I believe the Federal government has grown out of control, threatening the Rights, Liberties, and Property of the People.

This is being done at the Executive, Legislative, and Judicial level. This is in direct opposition to the Constitution and the Founding Fathers vision for the Federal government.

Because I believe this, today I exercised my right as a Free Citizen, and did not visit the White House. This was not about politics or party, as in my opinion both parties are responsible for the situation we are in as a country. This was about a choice I had to make as an INDIVIDUAL.

This is the only public statement I will be making on this topic. TT

Setting aside for a moment the statement’s inherent inconsistency, no one is disputing Thomas’ right as a “Free Citizen” to opt to skip the White House event. But what, precisely, did it accomplish? I’m not aware of a similar snub taking place during George W. Bush’s administration, and if it had I’d have been critical of that, as well. Because the White House event wasn’t a political one. It wasn’t a Bruin endorsement of Barack Obama and his policies.

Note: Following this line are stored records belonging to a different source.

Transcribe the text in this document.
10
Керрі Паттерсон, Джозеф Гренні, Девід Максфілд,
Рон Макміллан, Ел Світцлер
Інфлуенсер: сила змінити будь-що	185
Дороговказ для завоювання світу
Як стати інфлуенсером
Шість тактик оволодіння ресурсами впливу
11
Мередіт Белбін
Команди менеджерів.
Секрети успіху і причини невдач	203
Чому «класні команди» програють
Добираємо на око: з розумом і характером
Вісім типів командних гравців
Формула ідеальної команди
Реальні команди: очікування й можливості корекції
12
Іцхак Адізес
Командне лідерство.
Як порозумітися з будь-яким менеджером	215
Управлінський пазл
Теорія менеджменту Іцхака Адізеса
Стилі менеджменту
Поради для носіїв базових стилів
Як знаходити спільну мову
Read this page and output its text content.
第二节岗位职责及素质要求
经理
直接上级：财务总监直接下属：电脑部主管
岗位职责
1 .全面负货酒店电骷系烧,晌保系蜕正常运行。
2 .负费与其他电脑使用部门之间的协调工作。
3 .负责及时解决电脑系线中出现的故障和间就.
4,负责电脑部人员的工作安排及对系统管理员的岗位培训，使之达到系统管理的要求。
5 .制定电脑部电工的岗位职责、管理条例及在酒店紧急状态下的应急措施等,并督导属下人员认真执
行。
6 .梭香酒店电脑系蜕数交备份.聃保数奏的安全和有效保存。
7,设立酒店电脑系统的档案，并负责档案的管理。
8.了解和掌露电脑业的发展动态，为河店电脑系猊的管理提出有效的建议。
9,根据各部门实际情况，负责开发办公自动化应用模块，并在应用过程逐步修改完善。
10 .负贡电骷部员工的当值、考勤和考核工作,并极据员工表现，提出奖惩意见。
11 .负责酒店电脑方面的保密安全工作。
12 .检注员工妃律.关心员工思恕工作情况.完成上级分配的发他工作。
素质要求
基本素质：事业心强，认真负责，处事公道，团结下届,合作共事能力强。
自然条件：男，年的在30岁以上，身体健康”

You don’t have to agree with the President to attend a ceremony honoring you, and I think it’s somewhat indicative of a complete breakdown of fundamental civility in our society. Regardless of your thoughts on the current occupant of the White House, the office and what it stands for deserve a certain degree of honor and respect. If the President wants to congratulate you for an achievement, I think it’s better form to go, rather than to stay home and make a political point about why.  Although the Presidency is a governmental post, it needn’t always be a political one, and this wasn’t a political event.

Again – not because Thomas isn’t free to do whatever he damn well wants to do. But I think it was a childish and self-centered move that reflects poorly on him, and is deserving of criticism.